I am reading the proof of the theorem that every alternating group $A_n$ is simple for $n \ge 5$ in Artin's Algebra.
In one step, Artin said
We are given that $N$ is a normal subgroup and that it contains a permutation $x$ different from the identity ... Our first step is to note that a suitable power of $x$ will have prime order, say order $l$. We may replace $x$ by this power, so we may assume that $x$ has order $l$. Then the cycle decomposition of $x$ will consist of $l$-cycles and $1$-cycles.

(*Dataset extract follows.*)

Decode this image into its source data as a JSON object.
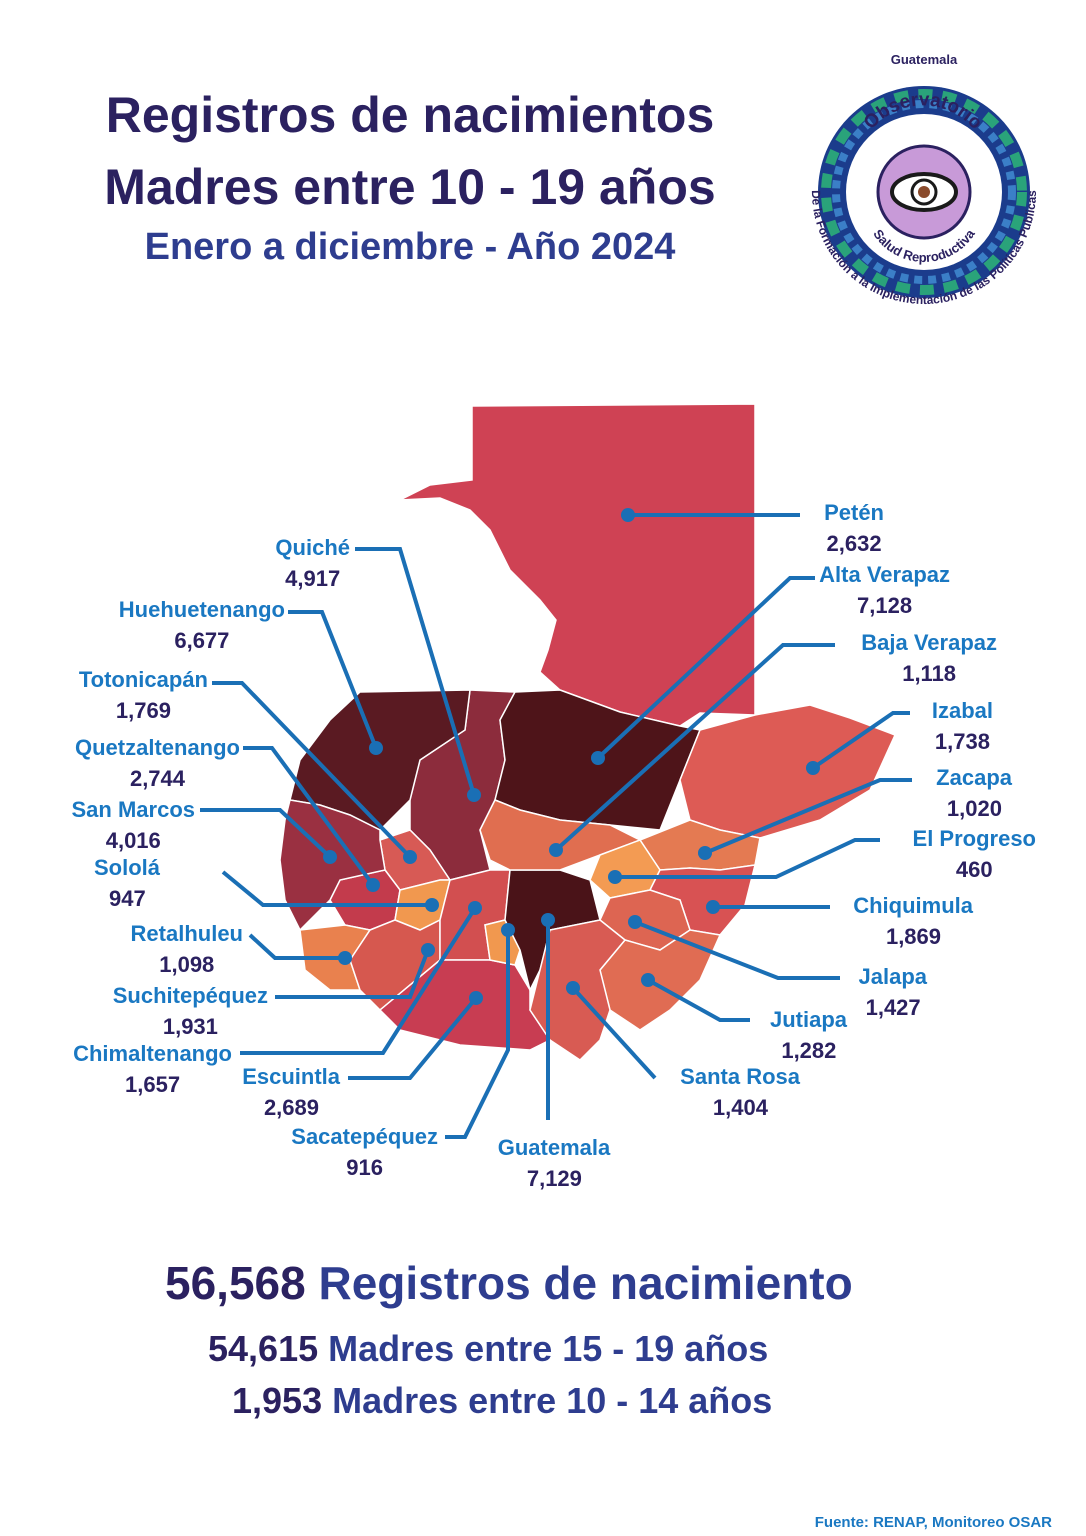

I think I understand the first statement (correct me if I am wrong) because $N$ is finite and hence $x^L=e$ for some $L$. We can always find a prime factor $l$ of $L$ and write it as $(x^{(L/l)})^l=e$.
But I don't understand how he can arrive at the last statement, that the cycle decomposition of $x$ will consist of $l$-cycles and $1$-cycles.
Moreover, later in his proof, he said
Case 1: $x$ has order $l \ge 5$.
How the indices are numbered is irrelevant, so we may supposed that $x$ contains the $l$-cycle $(12345\cdots l)$, say $x=(12345\cdots l)y$, where $y$ is a permutation of the remaining indices...
But didn't he just stated that the cycle decomposition of $x$ consists only of $l$-cycles and $1$-cycles?
Let $\sigma=\sigma_1\sigma_2\sigma_3 [...] \sigma_n$, where $\sigma_i$ are all disjoint cycles. If the order of $\sigma$ is $l$ for prime $l$ and the order of $\sigma_i$ is $r_i$, then $l$ is the least common multiple of $r_1, r_2, r_3, [...], r_n$ since that's how the order of products of elements works. Thus, $r_i \mid l$, so $r_i$ is $1$ or $l$. Therefore, $\sigma$ is the product of disjoint $l$-cycles or $1$-cycles. This is a pretty common theorem, so Artin must've assumed the reader already knew about it.
Also, in the last statement, he's simply taking out an $l$-cycle from the decomposition of $x$. Since you know the decomposition of $x$ is just $l$-cycles and $1$-cycles, then $y$ is just a bunch of $l$-cycles and $1$-cycles composed together. There is no contradiction with the first statement.